Islamistische Netzwerke gibt es aber nicht nur im Grossraum Winterthur. Auch Basel, Biel, Genf, Lausanne und Yverdon-les-Bains sind auf dem Radar der Behörden. Die «Tribune de Genève» berichtete kürzlich über mehrere junge Männer aus Genf, die in den Jihad gereist waren. Ihre Fälle zeigen die Limiten der Ermittlungsbehörden auf. Obwohl die Polizei nämlich Kenntnis hatte von ihren Plänen, konnte sie die Männer nicht von der Abreise abhalten. Zu den konkreten Fällen will sich das Bundesamt für Polizei nicht äussern. Momentan seien Zwangsmassnahmen wie der Entzug des Passes oder eine Meldepflicht aber nur möglich, wenn ein Strafverfahren laufe und wenn ein dringender Tatverdacht bestehe, sagt Sprecherin Cathy Maret.

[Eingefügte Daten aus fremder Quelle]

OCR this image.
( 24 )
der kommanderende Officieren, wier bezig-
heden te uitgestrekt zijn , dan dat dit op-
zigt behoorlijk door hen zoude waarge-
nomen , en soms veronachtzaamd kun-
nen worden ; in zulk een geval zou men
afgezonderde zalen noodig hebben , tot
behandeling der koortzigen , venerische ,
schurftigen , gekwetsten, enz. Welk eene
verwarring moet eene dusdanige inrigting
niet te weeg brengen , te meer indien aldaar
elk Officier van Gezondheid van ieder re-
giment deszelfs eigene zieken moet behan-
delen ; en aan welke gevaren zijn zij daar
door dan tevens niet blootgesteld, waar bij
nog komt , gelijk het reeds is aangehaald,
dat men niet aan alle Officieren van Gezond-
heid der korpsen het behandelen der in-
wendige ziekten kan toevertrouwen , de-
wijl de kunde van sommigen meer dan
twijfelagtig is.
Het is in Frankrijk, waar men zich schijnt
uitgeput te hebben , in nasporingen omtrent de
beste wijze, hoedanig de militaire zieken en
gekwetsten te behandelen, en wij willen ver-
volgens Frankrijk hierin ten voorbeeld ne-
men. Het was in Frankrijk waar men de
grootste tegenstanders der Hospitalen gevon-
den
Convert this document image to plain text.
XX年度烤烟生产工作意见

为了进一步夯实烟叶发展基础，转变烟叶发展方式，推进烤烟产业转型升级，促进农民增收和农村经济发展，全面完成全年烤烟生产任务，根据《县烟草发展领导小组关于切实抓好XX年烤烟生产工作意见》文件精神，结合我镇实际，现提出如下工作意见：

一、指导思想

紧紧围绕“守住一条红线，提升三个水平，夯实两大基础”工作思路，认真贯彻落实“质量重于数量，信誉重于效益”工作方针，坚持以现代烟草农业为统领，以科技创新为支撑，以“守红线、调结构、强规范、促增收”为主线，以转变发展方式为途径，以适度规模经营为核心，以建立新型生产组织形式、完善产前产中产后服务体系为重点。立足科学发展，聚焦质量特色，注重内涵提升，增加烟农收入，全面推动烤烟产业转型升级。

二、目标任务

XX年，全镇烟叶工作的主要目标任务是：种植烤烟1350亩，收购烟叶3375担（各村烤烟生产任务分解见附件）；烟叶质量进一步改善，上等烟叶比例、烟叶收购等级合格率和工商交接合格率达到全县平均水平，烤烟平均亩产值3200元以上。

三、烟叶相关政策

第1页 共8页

«Es braucht eine wirkungsvolle Gegenstrategie»

fbi. ⋅ Militärisch befindet sich die Terrormiliz Islamischer Staat seit geraumer Zeit in der Defensive. Dies gilt allerdings nicht oder nur begrenzt für den Propagandakrieg im Internet. Der Hochglanz-Kampagne hatte der Westen bisher nur sehr wenig entgegenzusetzen. «Es braucht eine wirkungsvolle Gegenstrategie», sagt Extremismusforscherin Christina Schori Liang. Zurzeit beschränke man sich zu sehr auf militärische Gewalt. «Man muss aber auch die Ideologie hinter dem Kalifat zerstören.» Der Islamische Staat nutze das Internet sehr geschickt, um Anhänger zu rekrutieren. «Die visuelle Darstellung ist sehr verfänglich.» Man müsse deshalb auf allen Kanälen aufzeigen, dass die Terrormiliz eine Bedrohung für unser Leben, unsere Kultur und unsere Menschlichkeit sei. Und die Schweiz spiele hier als neutraler Staat eine wichtige Rolle. «Man muss eine Alternative anbieten können.» Für einen bedeutenden Schritt hält Schori Liang den aussenpolitischen Aktionsplan, den Bundesrat Didier Burkhalter im April in Genf an einer von der Schweiz und der Uno organisierten Konferenz über gewalttätigen Extremismus vorstellte. Der Aktionsplan soll Staaten und betroffene Gemeinschaften darin unterstützen, das gesellschaftliche Umfeld so zu gestalten, dass sich die Menschen nicht zu politisch oder ideologisch motivierter Gewalt hinreissen und nicht von gewalttätigen Extremisten anwerben lassen. «Das kann die Welt besser machen», findet Schori Liang.